Alan Markfield/Night & Day Pictures
Adrienne Shelly, left, Cheryl Hines and Keri Russell in “Waitress,” directed by Ms. Shelly, who was murdered in November in Greenwich Village.


i hope it does get released in my area. we do have a couple of 'art house' theaters around, so chances ARE it will

i liked
ms shelly a great deal. i discovered her through hal hartley's early movies.

i posted on the foundation her husband set up in her name and her murder

i sure am happy her movie did indeed make it to sundance. sorry she never knew that though (in this lifetime that is)

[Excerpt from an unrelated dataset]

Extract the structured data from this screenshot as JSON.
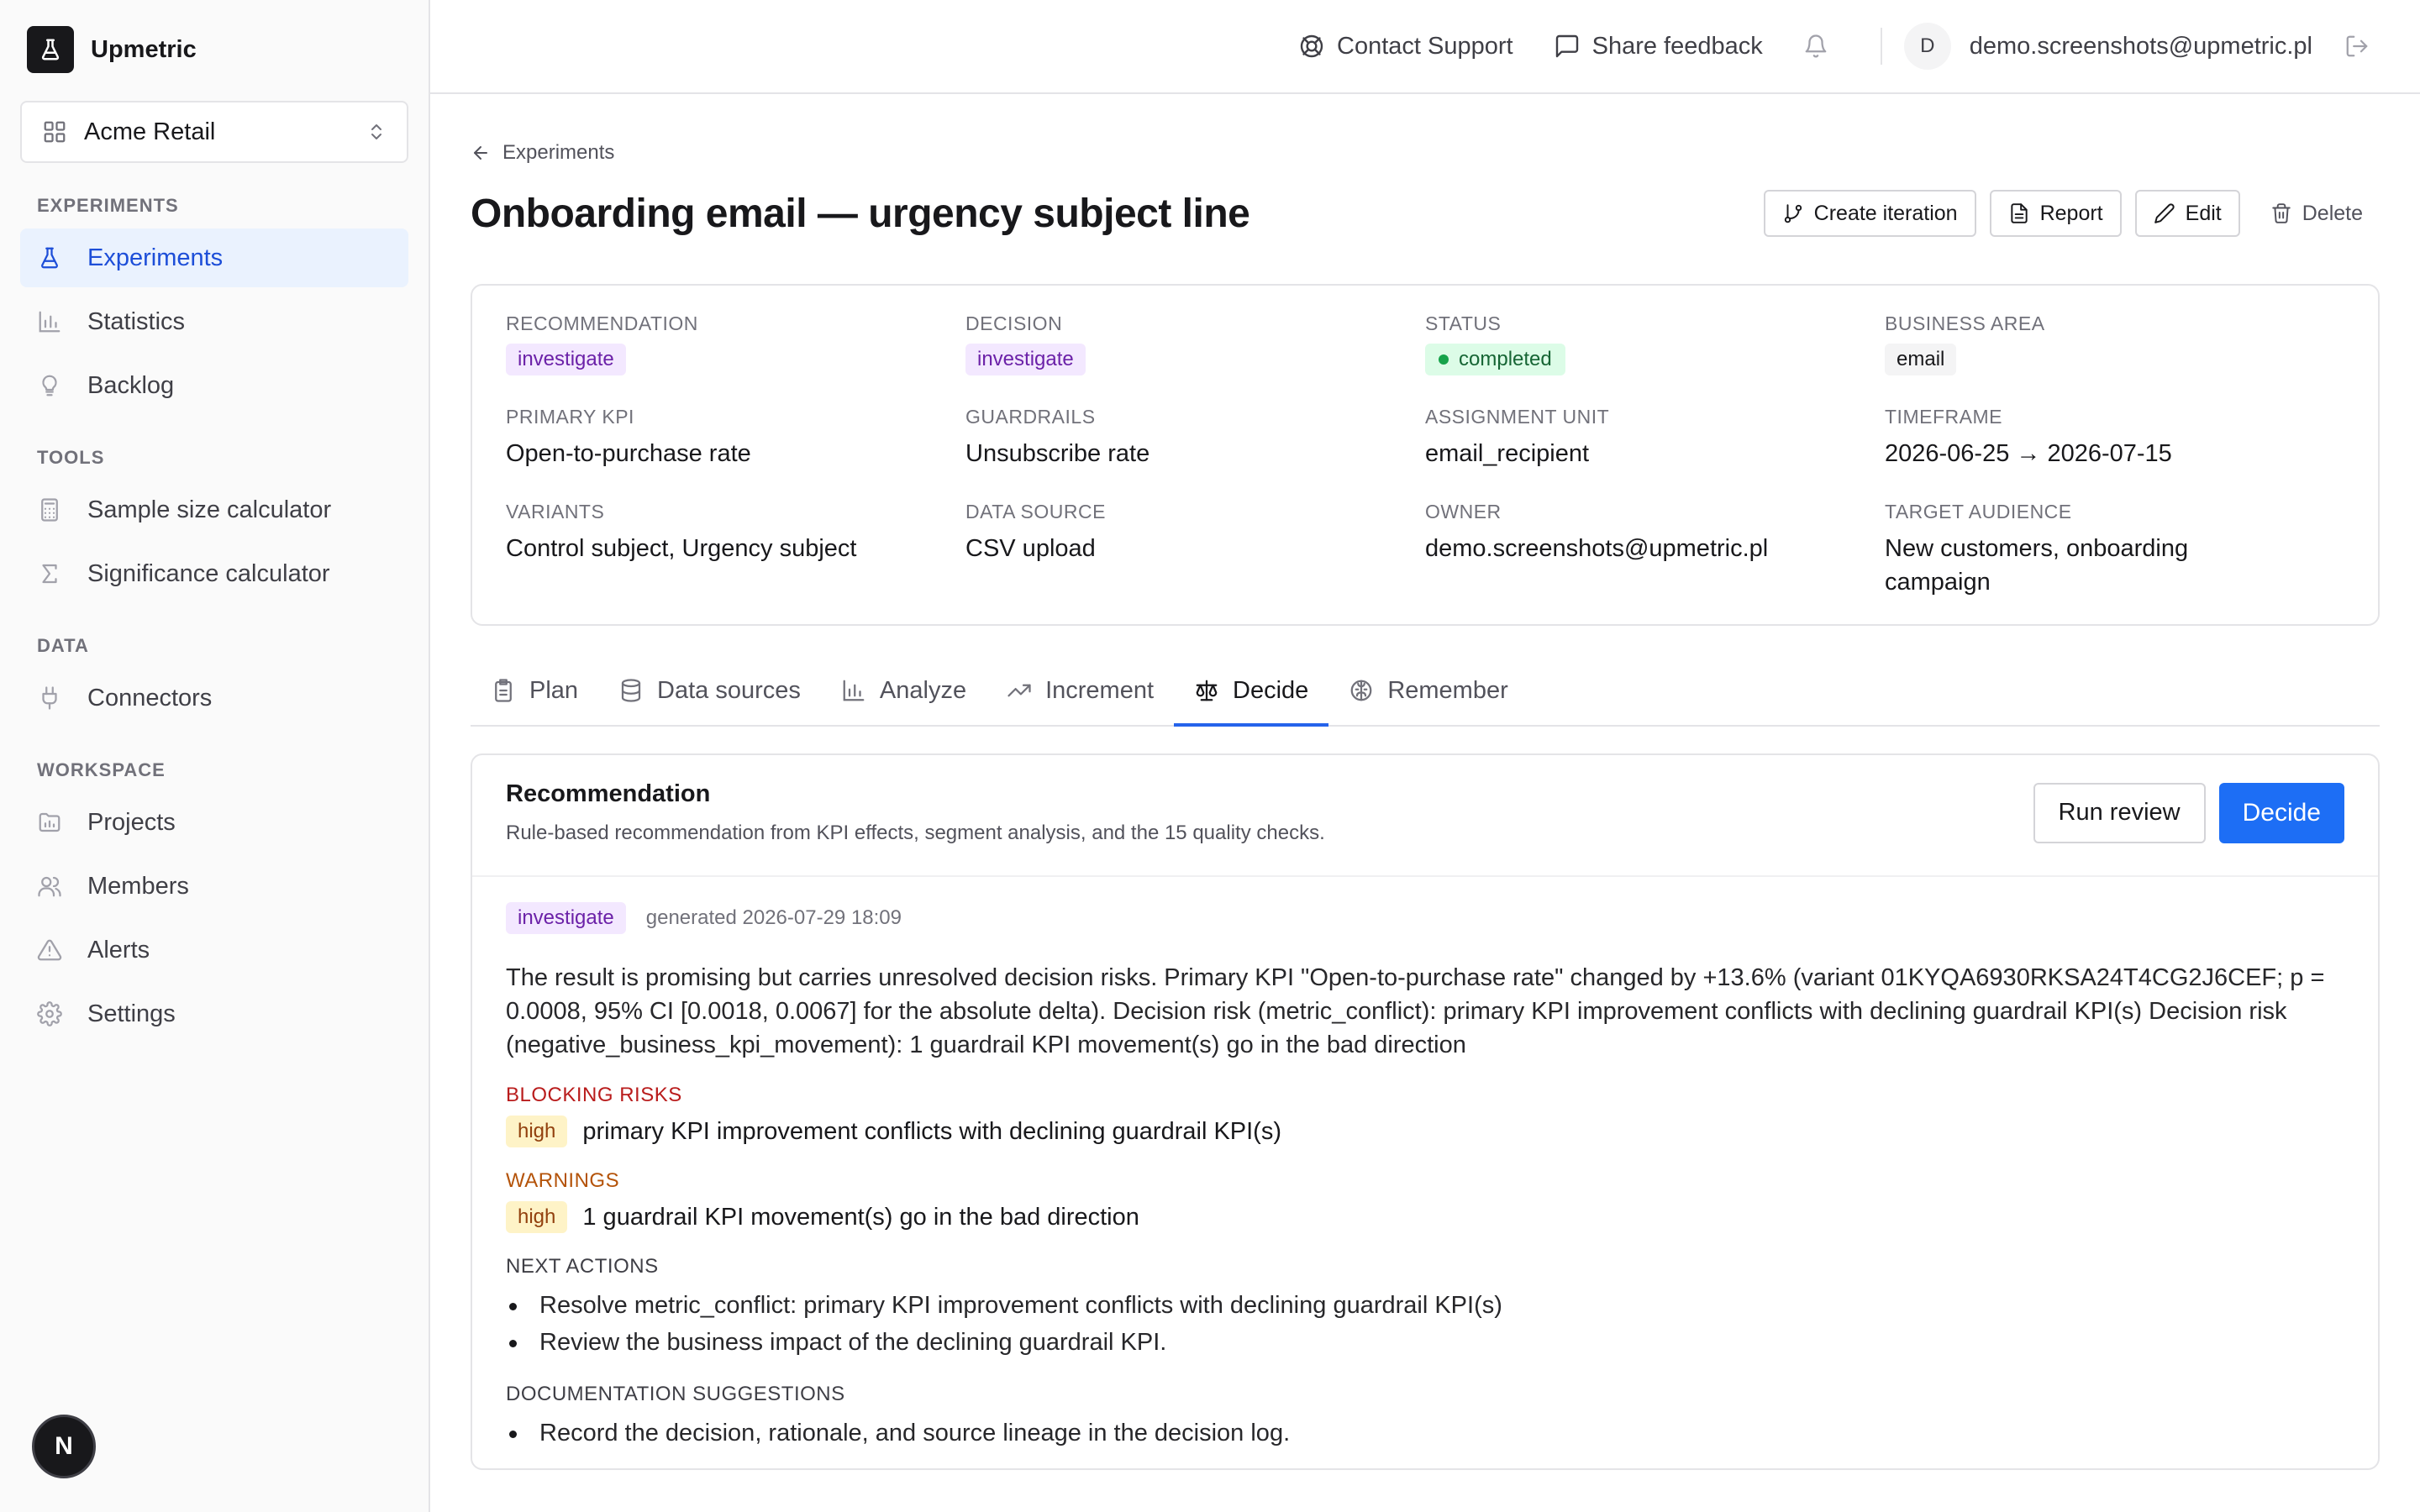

Sundance Dream Most Notable for an Absence

By DAVID CARR
PARK CITY, Utah
MICHAEL ROIFF could be forgiven for seeming a little discombobulated on Tuesday night. A first-time producer with “Waitress,” one of the higher-profile movies at the Sundance Film Festival here, he had just arrived and was knocking around a rented condominium, trying to figure out where everything was and how to get a flat-screen television to behave for another look at the film.
But something more profound had him at loose ends.
Adrienne Shelly, the writer, director and one of the stars of the film, was not there, and she was not coming.
Ms. Shelly was murdered on Nov. 1 in her Greenwich Village office. Although it was initially thought that her death was a suicide because she was found hanging from a shower rod, a construction worker has been charged with murder, accused of staging the scene after an altercation with Ms. Shelly.
Mr. Roiff, who worked with Ms. Shelly for two years on “Waitress” and was continuing to work with her on other projects, talked to her the night before her death.
“We talked about what we always talked about, which was the movie, Sundance and whether it would get in,” he said, idly tapping the remote control.
And it did, although Ms. Shelly, 40, did not know that before she was killed — the selections had already been made, but notifications had not been sent out. She leaves behind a husband, Andrew Ostroy, and a 3-year-old daughter, Sophie, along with a film that offers a tender-hearted rumination on a woman who is trying to find her place as she faces impending motherhood and the constant threat of violence from her brutish husband. The movie evinces sunniness amid all sorts of gloom, a prism on life that should come in handy in the next few days, as friends and family members fly in for its premiere on Sunday. .......


2 comments:

Reel Fanatic said...

I was so sad when I first read that article in the NY Times, but I'm so glad they bothered to publish it .. I only knew Ms. Shelly from her work with Hal Hartley, but her senseless death was just so horrid that it hit me really hard

Unknown said...

i was horrified when i read she had died.

she just had a way about her. odd quirky yet, grrrl next door.